A Survey on STAR-RIS Enabled Joint Communications and Sensing: Fundamentals, Recent Advances and Research Challenges

TL;DR

This survey reviews the integration of STAR-RIS technology with joint communications and sensing (JCAS) for 6G networks, highlighting recent advances, system designs, and future research challenges.

Contribution

It provides a comprehensive classification and analysis of STAR-RIS-assisted JCAS systems, covering architectures, waveform design, resource allocation, and control strategies.

Findings

STAR-RIS enables full-space electromagnetic wave manipulation.

Recent research has advanced system architectures and optimization techniques.

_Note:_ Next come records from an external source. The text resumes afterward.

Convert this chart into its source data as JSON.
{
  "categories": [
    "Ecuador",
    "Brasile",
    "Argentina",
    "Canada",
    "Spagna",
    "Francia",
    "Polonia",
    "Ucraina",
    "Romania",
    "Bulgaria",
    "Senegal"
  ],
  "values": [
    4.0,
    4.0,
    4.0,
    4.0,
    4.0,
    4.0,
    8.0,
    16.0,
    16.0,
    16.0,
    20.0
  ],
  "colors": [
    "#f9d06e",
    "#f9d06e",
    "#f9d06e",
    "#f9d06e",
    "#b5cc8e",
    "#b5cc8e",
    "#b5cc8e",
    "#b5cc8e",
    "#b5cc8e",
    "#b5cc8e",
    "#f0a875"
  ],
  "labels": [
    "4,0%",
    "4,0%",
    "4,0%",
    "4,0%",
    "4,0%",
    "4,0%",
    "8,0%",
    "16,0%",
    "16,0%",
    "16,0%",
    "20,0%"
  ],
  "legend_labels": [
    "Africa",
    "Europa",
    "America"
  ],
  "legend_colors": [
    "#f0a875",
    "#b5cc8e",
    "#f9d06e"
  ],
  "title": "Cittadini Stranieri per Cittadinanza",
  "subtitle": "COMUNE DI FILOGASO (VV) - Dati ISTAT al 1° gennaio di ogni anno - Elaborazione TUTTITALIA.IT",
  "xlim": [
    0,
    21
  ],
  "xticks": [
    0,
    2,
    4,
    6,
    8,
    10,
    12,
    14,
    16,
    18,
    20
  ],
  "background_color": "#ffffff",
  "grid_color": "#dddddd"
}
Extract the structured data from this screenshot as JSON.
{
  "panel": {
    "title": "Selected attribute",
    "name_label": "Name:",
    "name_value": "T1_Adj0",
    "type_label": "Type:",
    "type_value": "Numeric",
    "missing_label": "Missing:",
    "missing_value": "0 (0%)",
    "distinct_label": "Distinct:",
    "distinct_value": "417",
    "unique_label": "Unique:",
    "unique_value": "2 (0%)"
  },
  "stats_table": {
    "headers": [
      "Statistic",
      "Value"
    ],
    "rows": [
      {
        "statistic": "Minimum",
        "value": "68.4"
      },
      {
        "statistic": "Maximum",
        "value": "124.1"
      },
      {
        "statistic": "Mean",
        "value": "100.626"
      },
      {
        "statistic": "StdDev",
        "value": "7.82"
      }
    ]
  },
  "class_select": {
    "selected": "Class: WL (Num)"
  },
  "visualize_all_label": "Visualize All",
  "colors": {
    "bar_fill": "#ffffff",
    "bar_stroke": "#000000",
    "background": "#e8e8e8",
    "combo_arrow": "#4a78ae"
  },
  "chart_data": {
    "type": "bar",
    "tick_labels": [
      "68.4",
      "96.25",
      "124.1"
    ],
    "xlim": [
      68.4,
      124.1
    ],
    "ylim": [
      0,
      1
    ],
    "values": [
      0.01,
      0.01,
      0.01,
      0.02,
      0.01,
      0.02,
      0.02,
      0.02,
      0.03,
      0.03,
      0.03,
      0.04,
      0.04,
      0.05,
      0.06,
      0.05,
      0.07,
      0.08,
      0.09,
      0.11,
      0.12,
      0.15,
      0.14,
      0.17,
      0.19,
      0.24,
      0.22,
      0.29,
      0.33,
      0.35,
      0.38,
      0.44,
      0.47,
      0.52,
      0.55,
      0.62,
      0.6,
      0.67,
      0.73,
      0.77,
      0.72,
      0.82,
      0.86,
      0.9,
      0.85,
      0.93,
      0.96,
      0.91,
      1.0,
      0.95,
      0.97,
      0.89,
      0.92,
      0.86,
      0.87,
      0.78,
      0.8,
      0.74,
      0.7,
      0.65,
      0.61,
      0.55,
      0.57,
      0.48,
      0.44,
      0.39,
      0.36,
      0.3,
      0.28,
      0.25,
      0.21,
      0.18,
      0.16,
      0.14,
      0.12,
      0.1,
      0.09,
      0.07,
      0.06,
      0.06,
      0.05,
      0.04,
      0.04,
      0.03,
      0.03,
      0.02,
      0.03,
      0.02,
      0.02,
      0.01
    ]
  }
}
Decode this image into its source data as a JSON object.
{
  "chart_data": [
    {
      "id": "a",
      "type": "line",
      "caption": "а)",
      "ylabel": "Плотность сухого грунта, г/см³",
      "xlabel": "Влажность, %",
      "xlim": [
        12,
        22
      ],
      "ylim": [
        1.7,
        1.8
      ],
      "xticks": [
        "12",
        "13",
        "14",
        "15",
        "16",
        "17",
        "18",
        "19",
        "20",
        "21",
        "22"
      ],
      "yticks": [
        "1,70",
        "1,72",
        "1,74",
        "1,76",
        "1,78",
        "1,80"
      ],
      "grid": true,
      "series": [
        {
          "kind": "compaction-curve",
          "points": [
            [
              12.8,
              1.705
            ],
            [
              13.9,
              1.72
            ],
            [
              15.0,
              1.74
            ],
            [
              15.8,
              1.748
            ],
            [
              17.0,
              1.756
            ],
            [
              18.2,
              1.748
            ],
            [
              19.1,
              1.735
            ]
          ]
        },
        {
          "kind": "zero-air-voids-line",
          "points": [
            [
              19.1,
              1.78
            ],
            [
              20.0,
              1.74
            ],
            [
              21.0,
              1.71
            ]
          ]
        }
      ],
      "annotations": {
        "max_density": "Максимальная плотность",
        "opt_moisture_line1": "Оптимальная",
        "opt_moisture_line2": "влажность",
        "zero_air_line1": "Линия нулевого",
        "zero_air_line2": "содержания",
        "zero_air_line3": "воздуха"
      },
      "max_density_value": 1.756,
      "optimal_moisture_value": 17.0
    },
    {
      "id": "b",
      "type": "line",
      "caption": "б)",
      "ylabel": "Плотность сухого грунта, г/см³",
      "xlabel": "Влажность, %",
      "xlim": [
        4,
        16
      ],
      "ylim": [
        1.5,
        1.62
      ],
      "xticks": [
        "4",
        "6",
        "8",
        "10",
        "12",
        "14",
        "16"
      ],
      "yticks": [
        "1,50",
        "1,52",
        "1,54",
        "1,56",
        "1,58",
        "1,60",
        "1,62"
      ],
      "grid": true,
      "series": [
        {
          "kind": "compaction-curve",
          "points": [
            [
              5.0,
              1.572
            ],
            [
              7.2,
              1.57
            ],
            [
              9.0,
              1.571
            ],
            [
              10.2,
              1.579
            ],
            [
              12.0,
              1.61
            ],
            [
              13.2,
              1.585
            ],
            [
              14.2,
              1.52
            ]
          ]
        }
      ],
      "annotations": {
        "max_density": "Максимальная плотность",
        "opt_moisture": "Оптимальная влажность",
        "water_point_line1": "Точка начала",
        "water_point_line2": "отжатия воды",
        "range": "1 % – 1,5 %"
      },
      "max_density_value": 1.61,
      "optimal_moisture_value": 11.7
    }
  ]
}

Open challenges include hardware constraints and adaptive control methods.

Abstract

The joint communications and sensing (JCAS) paradigm is envisioned as a core capability of sixth-generation (6G) wireless networks, enabling the integration of data communication and environmental sensing within a unified system. By reusing spectrum, waveforms, and hardware resources, JCAS improves spectral efficiency, reduces system complexity, and hardware cost, while enabling new use cases. Nevertheless, the realization of JCAS is hindered by inherent trade-offs between communication and sensing objectives, limited controllability of wireless propagation, and stringent hardware and design constraints. Simultaneously transmitting and reflecting reconfigurable intelligent surfaces (STAR-RIS) have recently emerged as a promising technology to address these challenges by enabling full-space programmable manipulation of electromagnetic waves. This survey provides a systematic and in-depth review of STAR-RIS-enabled JCAS systems. Specifically, we first introduce the fundamental principles of JCAS and STAR-RIS. We then classify and review the state-of-the-art research on STAR-RIS-assisted JCAS from multiple perspectives, encompassing system architectures, waveform and beamforming design, resource allocation, optimization frameworks, and learning-based control. Finally, we identify key open challenges that remain unsolved and outline promising future research directions toward intelligent, flexible, and perceptive 6G wireless networks.